(2002/2014) Adam Johnson, Black Swan, £8.99, pbk, ISBN 978-1-784-16010-4
This is a book of interlinked short stories by the Pulitzer Prize winning author Adam Johnson. This collection’s been around since 2002, though only published in the UK this year (2014), and recently reissued on the back of Johnson’s 2013 Pulitzer success (for his second novel: The Orphan Master’s Son). And since the (extensive) quoted glowing reviews come from places like the New York Times, the San Francisco Chronicl and the Chicago Tribune you probably think this is not SF at all, but something entirely more highbrow slumming it down with the genre books.
In its defence this book doesn’t claim to be science fiction. But in that crossover world we seem to live in, it really is. All these stories are set in an imaginary place something like midwest America. But this is a world with 15 year old government-sanctioned snipers, stores selling bulletproof vests and bizarrely ineffective aborted Canadian death rays and Moonshots.

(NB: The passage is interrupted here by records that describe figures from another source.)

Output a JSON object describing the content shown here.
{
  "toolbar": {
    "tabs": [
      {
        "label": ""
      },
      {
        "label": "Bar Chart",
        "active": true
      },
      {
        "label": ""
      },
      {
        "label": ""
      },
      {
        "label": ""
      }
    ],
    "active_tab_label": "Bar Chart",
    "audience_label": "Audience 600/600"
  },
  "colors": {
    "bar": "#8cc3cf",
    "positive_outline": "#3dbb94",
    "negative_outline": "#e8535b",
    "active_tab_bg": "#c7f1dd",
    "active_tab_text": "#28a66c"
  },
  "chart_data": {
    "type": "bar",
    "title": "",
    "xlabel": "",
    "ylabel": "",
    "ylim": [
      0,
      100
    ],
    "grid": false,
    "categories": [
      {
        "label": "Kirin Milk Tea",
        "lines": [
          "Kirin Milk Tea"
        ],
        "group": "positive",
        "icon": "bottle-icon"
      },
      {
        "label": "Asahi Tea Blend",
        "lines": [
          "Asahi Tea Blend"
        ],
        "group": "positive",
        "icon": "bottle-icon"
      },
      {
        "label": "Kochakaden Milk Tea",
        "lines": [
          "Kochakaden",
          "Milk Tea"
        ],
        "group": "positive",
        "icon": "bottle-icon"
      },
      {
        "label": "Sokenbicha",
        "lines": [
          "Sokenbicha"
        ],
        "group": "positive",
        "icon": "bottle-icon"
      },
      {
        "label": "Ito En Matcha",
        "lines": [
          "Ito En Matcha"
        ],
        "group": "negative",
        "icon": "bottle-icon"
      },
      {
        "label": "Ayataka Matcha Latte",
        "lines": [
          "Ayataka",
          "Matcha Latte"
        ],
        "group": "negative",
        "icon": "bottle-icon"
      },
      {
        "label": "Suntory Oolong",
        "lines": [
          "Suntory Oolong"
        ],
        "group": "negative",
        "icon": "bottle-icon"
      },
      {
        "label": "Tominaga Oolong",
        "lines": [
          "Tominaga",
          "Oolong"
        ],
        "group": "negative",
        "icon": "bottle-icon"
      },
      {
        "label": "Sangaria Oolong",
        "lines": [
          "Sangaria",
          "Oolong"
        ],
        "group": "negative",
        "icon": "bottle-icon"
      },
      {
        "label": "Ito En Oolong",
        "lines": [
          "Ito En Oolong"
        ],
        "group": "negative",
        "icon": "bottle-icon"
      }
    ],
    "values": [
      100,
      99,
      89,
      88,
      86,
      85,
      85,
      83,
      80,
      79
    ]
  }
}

Most of the stories are told from a teenage point of view, a different one for each, and there’s a sense of lost innocence or coming of age about them. In 'Your Own Backyard', a man whose job is to cull animals in a zoo tries to make sense of his increasingly detatched relationship with his teenage son. In the 'Death Dealing Cassini Satellite', a teenage boy loses his virginity to a terminal cancer patient. In 'Trauma Plate', the daughter of the owner of a body shop emporium falls in love with the son of a rival store. And in 'The Jughead of Berlin' a pilot, banned for drunk flying, takes a last ill-advised trip with disastrous consequences.
There are more stories than these but all share some common threads. They are about change – coming to terms with it, growing up, moving on. But they are about dislocation too. All the characters here are off balance in some way, and that is neatly mirrored in the slightly off kilter way this book is written.
The writing itself is tight and snappy, with an easy street smart style that makes the writing appealing even though some of the stories are a bit disturbing (the casual attitude to life, and youthful innocence, in 'Teen Sniper', for instance, is very unsettling). That, in the context of a slightly weird version of the world we live in, or our Earth’s decadent future twin, makes this collection very engaging. Not all triumphant – 'The Canadanaut', for instance, looks like it belongs somewhere else entirely – but more than good enough.
In summary, then, well written stories with a literary leaning, but certainly not inaccessible. Not all of it makes sense, but what would you expect from a book dedicated ‘to the boxy loop of youth’? Recommended.